Casi todos los asentadores, que son los comerciantes que venden al por mayor a los 2.500 minoristas presentes en Aragón, reniegan de lo mismo en pleno mes de enero: los precios han subido mucho por las bajas temperaturas, sobre todo las verduras. Entre los productores locales que también abastecen al mercado hay un lamento común: “Del campo ya no se quiere saber nada; ha evolucionado mucho la vida. Antes éramos más de 300 y ahora somos 35”, reflexiona uno de los hortelanos.
A Javier, después de “no haber cogido una baja en su vida” y de más de 50 años en el oficio, le queda poco tiempo haciendo este trayecto. En menos de un año se jubila a los 65 con la idea de recorrer Europa con su autocaravana. Haciendo retrospectiva destaca el sacrificio que le ha llevado hasta aquí: “Estuve 12 años sin poderme coger vacaciones y dejé el trabajo aquí (Mercazaragoza) porque mi hijo el mayor no me reconocía”. Del bar, padre e hijo emprenden la vuelta a la tienda, con todo el furgón lleno y su lista de la compra tachada en fosforito.
A las 7 de la mañana, Frutas Mariví empieza a llenarse de cajas de tomates, mandarinas y alcachofas. Parte del género se coloca en el mostrador y, el resto, permanece hasta dos días en la cámara refrigerada. Javier recuerda que cuando sus hijos Ricardo y Nacho eran bebés ya les acompañaban en la frutería mientras ellos trabajaban.
Ya son las 8, el cielo ya empieza a clarear y con toda la fruta colocada por contraste de colores es la hora de subir la persiana. Mariví Anés, oscense de nacimiento, empezó trabajando en la Fábrica de Galletas Polen, más tarde abrió una frutería con su hermana a los 22 en el Barrio del Arrabal y lleva 33 en este establecimiento de apenas 50 metros cuadrados, pero el tamaño no es significativo.

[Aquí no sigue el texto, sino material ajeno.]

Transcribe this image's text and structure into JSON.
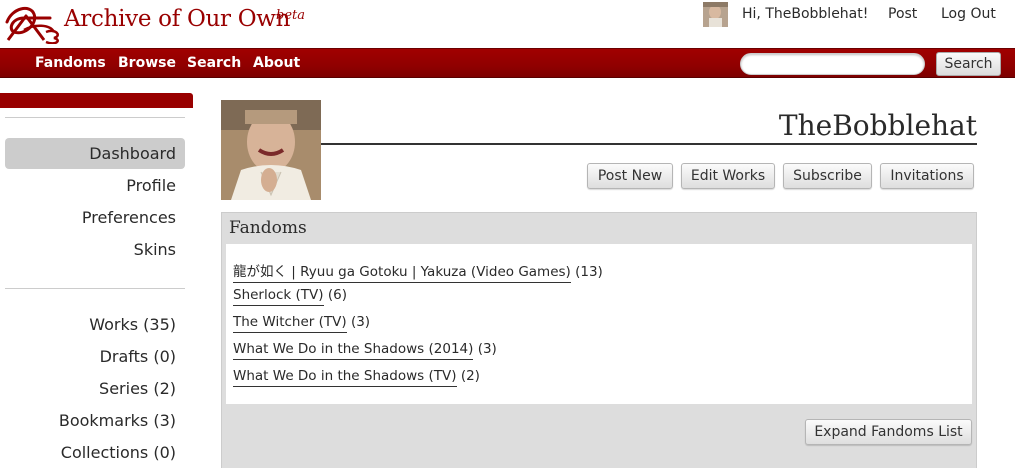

Diariamente, atiende a más de 100 personas, algunos clientes llevan más de 20 años llenando sus bolsas aquí. “Me gusta cómo me atienden y el género que tienen”, comenta Conchi, vecina del barrio. No ha pasado ni media hora desde que han abierto y siete clientes ya han venido a por su fruta y en busca también del “¿Qué tal?”, que les brindan: “Hay gente que aún le gusta que les aconsejes… y que les digas recetas; ese servicio no te lo dan en un supermercado”, explica Mariví. Las frases “¿Quién es la última?”, o “2 kilos, como siempre”, recuerdan la importancia del comercio local y del vínculo que crea compartir frutería de barrio.
El relevo generacional en esta frutería está asegurado. Ricardo, mecánico de profesión, lleva entre frutas y verduras desde los 16 años: “Desde que suspendí mi primera asignatura yo venía Semana Santa, Navidad y el verano”. A sus 35, asegura que espera jubilarse aquí y no se plantea otro futuro que el de seguir estando, de alguna manera, en el día a día de los vecinos de El Picarral: “A mi madre si puedo la jubilaré antes. Mis padres han trabajado ya demasiado”.
Detrás de la persiana de oficios como el de repostero o frutero, se esconden no solo más personas de las que vemos, sino mucho tiempo que indirectamente regalan a sus clientes. Además, lejos del mito, las manos tienen un relevo. Mientras unos duermen, otros trabajan por mantener sus negocios familiares y poder subir cada día la persiana y ofrecernos lo mejor que saben hacer: tartas, pasteles, frutas y sobre todo cercanía.